Reputation: 43
I have the folowwing data structure:
N=100
TB = {'names':('n', 'D'),'formats':(int, int)}
TA = {'names':('id', 'B'),'formats':(int, dtype((TB, (N))))}
a = np.empty(1000, dtype=TA)
b = np.empty(N, dtype=TB)
where a is a structured array with two fields: 'id' and 'B'. In 'B' another structured array with fields 'n' and D is stored, e.g.
for i in range(0,1000):
a['B'][i] = b
When the above assignment is executed, the data from b is copied to a. Is there a way to copy just the reference to b, so that when I change b, the change is reflected in a['B'][i]
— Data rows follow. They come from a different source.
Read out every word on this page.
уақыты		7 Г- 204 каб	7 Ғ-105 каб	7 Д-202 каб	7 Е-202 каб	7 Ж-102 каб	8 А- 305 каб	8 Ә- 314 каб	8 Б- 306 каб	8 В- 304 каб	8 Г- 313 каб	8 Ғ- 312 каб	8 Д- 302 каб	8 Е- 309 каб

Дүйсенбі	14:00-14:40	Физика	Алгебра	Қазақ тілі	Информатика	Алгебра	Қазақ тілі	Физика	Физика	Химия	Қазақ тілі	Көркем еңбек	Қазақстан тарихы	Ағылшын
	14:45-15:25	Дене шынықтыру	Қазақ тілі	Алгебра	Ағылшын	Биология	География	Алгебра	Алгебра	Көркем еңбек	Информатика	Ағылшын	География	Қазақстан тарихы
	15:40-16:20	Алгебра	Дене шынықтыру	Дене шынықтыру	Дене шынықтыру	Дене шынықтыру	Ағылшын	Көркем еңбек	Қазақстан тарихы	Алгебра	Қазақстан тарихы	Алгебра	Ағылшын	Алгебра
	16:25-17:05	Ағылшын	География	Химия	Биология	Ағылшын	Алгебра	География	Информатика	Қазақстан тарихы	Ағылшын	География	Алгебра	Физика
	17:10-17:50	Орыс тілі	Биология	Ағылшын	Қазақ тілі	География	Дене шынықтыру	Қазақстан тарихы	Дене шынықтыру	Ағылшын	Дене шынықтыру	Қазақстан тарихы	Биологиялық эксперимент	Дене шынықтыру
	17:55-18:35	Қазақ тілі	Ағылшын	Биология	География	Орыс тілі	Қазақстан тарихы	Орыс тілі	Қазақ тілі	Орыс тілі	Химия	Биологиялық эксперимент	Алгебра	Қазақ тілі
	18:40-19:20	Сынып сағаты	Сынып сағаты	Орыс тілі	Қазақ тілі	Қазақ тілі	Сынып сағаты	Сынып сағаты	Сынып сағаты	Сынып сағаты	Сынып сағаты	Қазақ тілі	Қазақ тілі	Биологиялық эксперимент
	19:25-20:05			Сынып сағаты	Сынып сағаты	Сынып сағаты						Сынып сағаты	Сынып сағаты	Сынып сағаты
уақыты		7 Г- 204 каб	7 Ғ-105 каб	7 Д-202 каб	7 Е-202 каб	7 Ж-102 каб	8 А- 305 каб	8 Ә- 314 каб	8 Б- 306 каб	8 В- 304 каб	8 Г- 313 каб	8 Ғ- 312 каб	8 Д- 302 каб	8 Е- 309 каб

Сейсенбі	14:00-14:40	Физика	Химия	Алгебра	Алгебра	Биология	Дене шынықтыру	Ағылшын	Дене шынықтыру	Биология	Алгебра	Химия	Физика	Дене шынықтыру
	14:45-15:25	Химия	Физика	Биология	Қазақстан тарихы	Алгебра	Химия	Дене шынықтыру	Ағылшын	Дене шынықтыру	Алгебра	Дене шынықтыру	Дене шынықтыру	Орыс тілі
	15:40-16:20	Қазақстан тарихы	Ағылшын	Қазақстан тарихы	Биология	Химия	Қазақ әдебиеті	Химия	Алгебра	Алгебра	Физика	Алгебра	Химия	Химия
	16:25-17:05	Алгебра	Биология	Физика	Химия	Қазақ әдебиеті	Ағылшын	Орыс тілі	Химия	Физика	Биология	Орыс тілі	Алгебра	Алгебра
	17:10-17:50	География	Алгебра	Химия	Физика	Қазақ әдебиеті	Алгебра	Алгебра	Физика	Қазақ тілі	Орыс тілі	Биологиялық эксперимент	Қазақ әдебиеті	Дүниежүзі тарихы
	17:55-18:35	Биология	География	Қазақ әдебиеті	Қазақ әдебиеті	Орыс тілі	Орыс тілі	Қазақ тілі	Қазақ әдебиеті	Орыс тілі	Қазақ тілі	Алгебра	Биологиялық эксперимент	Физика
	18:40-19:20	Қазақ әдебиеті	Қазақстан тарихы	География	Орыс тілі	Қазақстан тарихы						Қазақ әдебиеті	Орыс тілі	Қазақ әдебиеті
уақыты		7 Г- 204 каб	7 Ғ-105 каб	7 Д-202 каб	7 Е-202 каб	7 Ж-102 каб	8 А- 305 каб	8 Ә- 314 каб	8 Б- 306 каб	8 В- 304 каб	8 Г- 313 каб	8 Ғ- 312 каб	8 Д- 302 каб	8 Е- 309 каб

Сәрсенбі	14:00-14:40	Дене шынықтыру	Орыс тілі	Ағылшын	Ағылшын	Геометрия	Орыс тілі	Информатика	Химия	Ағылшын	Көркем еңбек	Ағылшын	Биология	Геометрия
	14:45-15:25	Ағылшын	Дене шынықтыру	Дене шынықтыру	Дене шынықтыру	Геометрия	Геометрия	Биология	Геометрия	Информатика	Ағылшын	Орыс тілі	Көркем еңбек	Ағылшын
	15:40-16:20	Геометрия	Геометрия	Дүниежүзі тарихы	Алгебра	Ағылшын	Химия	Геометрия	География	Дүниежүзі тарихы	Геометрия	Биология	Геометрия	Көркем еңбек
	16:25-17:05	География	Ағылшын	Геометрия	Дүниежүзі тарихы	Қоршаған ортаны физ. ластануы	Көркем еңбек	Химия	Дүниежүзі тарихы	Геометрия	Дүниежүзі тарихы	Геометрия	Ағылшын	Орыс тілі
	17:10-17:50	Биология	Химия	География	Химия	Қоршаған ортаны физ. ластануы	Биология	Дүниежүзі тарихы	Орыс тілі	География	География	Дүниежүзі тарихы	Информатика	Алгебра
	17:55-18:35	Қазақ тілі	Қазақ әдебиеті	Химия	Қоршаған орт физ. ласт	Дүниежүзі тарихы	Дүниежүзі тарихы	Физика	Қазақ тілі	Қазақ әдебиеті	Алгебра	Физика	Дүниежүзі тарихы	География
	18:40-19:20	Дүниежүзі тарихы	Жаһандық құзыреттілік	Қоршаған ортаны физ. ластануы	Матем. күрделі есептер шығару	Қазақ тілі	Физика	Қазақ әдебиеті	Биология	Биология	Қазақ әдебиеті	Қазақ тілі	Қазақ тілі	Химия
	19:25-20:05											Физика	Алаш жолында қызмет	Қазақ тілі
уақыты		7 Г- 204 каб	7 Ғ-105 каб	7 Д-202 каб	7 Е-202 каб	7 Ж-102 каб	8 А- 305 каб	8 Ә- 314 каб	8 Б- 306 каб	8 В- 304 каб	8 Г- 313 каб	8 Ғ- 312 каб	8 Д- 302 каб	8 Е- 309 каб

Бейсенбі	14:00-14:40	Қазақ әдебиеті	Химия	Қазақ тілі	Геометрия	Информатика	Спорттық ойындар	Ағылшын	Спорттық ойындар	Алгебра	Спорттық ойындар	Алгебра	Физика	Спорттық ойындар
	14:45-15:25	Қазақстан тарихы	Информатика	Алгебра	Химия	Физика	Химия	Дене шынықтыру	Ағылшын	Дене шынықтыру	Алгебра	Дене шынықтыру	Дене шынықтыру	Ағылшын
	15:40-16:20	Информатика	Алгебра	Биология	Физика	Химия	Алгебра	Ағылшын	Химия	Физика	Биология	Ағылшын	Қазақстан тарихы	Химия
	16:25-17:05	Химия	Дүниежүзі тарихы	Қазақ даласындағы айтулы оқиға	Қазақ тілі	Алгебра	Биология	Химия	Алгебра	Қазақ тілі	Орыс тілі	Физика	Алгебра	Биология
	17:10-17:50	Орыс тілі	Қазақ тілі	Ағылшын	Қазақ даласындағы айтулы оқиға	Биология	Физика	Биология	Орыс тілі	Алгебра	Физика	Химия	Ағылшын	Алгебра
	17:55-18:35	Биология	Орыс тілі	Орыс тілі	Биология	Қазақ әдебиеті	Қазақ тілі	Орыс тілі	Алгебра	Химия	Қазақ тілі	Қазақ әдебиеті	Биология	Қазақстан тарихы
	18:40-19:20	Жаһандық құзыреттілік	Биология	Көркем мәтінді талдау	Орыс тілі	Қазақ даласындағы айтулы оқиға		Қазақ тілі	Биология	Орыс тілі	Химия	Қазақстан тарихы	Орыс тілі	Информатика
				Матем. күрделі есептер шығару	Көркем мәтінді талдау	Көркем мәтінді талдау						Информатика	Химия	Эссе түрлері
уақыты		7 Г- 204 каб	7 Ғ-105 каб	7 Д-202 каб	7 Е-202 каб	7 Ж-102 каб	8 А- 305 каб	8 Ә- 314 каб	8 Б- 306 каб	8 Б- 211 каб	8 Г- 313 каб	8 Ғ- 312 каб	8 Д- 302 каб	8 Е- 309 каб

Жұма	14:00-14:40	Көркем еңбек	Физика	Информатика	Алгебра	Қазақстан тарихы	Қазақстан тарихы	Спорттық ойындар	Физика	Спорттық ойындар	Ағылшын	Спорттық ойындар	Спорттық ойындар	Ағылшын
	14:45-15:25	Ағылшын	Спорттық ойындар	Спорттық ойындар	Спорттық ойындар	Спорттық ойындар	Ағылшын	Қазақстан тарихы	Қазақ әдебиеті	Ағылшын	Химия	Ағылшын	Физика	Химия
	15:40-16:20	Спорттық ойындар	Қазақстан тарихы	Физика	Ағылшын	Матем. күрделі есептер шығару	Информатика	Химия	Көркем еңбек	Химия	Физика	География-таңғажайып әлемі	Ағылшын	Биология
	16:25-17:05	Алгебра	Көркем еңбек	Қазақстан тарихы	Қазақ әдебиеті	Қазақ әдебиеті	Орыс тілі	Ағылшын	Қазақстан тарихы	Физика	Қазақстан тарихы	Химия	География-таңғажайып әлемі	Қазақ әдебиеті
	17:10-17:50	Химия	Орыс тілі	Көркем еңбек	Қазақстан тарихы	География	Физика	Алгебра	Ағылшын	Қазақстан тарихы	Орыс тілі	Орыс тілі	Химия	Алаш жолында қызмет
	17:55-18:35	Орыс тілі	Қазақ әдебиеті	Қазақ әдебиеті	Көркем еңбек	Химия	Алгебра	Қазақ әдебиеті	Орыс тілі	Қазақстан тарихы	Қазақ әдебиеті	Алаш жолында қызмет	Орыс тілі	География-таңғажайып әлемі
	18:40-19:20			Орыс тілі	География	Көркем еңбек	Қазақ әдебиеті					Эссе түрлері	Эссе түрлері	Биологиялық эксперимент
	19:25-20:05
? What I want is to store pointers to b in a, because I dont need to create copies as the data in b is identical for every row of a.
I tired
TA = {'names':('id', 'B'),'formats':(int, object)}
and it works, but breaks the nested structure of the arrays. Is there a way the retain structured array functionality, e.g. a['B']['D']
Thanks
Upvotes: 4
Views: 1946
Reputation: 16776
Yes, you can just open a view. But it works the other way around as you described:
>>> a = np.array([1,2,3,4,5,6])
>>> b = a[2:4].view()
>>> b[0] = 0
>>> b[1] = 0
>>> a
array([1, 2, 0, 0, 5, 6])
Upvotes: 0
Reputation: 150957
The short answer is no. Although the syntax for numpy
arrays looks the same as standard python syntax, what's happening behind the scenes is very different. Complex numpy
datatypes like TA
use large blocks of contiguous memory to store each record; the memory has to be laid out regularly, or everything falls apart.
So when you create a 1000-item array with a nested datatype like TA
, you're actually allocating 1000 blocks of memory, each of which is large enough to contain N
distinct TB
arrays. That's exactly why you can do things like a['B']['D']
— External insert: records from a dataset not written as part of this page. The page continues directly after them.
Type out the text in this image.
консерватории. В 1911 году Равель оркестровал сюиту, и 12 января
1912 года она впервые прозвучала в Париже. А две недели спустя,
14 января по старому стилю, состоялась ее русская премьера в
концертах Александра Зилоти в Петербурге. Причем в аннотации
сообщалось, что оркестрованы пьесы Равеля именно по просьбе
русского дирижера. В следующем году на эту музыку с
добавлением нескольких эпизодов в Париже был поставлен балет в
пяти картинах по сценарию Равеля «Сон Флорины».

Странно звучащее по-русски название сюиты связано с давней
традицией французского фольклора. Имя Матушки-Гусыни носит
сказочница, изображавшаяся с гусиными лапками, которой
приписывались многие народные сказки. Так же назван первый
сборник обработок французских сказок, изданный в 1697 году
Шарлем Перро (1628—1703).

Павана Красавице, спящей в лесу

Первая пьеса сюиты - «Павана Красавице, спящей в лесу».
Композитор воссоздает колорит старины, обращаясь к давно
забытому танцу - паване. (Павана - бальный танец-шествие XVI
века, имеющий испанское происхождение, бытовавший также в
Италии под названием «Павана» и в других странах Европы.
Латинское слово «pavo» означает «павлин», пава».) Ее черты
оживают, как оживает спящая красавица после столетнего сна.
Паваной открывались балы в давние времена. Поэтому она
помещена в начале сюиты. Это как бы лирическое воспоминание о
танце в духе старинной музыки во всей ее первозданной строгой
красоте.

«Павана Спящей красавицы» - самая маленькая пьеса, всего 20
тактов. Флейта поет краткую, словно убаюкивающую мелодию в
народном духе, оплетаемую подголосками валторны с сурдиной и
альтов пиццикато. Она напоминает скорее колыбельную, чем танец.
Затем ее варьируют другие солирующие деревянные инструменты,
-- or, to point a point on it, things like this:
>>> (a['B'][1]['D'] == a['B']['D'][1]).all()
True
>>> a['B'][1]['D'][0] = 123456789
>>> (a['B'][1]['D'] == a['B']['D'][1]).all()
True
For normal Python objects, the above would fail, because object item access order matters. It's actually very weird that this is possible in numpy
, and the only reason it's possible is that numpy
uses uniformly structured contiguous memory.
As far as I know, numpy
doesn't provide any way to do what you're asking (someone correct me if I'm wrong!), and the indirection required would probably involve significant changes to numpy
's API.
I'll add that I don't think it makes a lot of sense to do this anyway. If only one copy of the array is needed, why not just store it outside the array? You could even pass it around along with the numpy array, as part of a tuple
or namedtuple
.
Upvotes: 4